Critics’ Picks

Betsy Odom, Birkenstock, 2018, black cork, leather, buckles, paint, rabbits' feet, 10 x 4 x 3".

Betsy Odom, Birkenstock, 2018, black cork, leather, buckles, paint, rabbits' feet, 10 x 4 x 3".

Chicago

Betsy Odom

DePaul Art Museum
935 W Fullerton Ave.
January 17–March 31, 2019

Like the queer communities that came before her, Betsy Odom speaks in code. Folded handkerchiefs allude to Hal Fischer’s “Gay Semiotics,” 1977. Birkenstock, 2018, is a rendition in drag of the shoe closely associated with lesbian culture. The open-toed sandal evokes summer—a loose, sweaty season between the fixed points of propagation and death, a time for slumber parties, summer camp, and self-actualization, all before heading back to the intellectual locker rooms of high school.

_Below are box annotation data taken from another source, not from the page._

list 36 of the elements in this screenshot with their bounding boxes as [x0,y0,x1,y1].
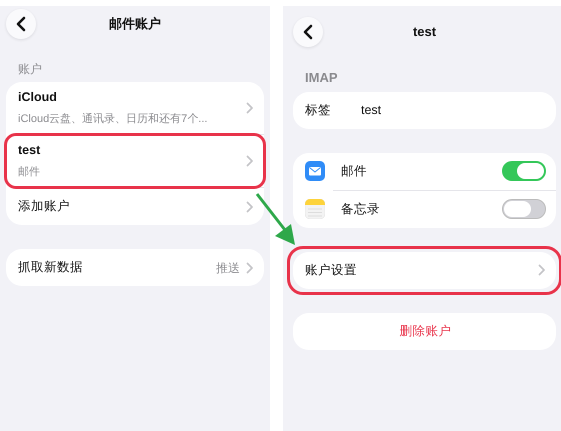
back-button[interactable] [6,9,36,39]
chevron-icon [246,262,254,274]
field-label: 标签 [305,102,331,119]
chevron-icon [246,200,254,212]
row-title: 邮件 [341,162,367,180]
row-title: 账户设置 [305,262,357,279]
row-title: 添加账户 [18,198,70,216]
back-icon [15,16,27,32]
row-title: test [18,142,40,160]
arrow-drawing [255,192,297,247]
row-title: iCloud [18,89,58,106]
list-row[interactable]: iCloud iCloud云盘、通讯录、日历和还有7个... [6,82,264,134]
list-row[interactable]: test 邮件 [6,135,264,187]
section-header: 账户 [17,61,43,78]
screen-title: 邮件账户 [109,15,161,34]
list-row[interactable]: 添加账户 [6,188,264,225]
list-row[interactable]: 账户设置 [293,252,556,288]
back-button[interactable] [293,17,323,47]
toggle-switch[interactable] [502,199,546,219]
notes-icon [305,199,325,219]
section-header: IMAP [304,69,338,87]
row-title: 备忘录 [341,200,380,218]
list-row[interactable]: 抓取新数据 推送 [6,249,264,286]
toggle-switch[interactable] [502,161,546,181]
label-field[interactable]: test [361,100,382,120]
row-title: 抓取新数据 [18,259,83,276]
row-subtitle: iCloud云盘、通讯录、日历和还有7个... [18,112,208,128]
screen-title: test [412,23,436,42]
chevron-icon [246,102,254,114]
mail-icon [305,161,325,181]
row-value: 推送 [216,260,240,276]
chevron-icon [538,264,546,276]
delete-account-button[interactable]: 删除账户 [400,322,452,340]
row-subtitle: 邮件 [18,165,40,180]
back-icon [302,24,314,40]
chevron-icon [246,155,254,167]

There’s also the subtlety of Bandaids, 2016, a set of four strips of leather arranged like pasties that suggest a vexed—or healed—relationship with one’s queer body, nipples and all. Sure, there’s a great deal of stereotyping in this small show, but the stereotypes are so pervasive that Odom uses them to crack inside jokes with the folks she’s speaking to. This produces a kind of transgressive joy that resists capitalist values: Many of Odom’s works reference productive, useful commodities (baseball helmets, cleats, flotation vests, shorts) but possess no utilitarian value themselves. In toying with the idea of function, Odom highlights the usefulness of beauty, aesthetics, and a well-timed punch line—what many of us would call real means of survival.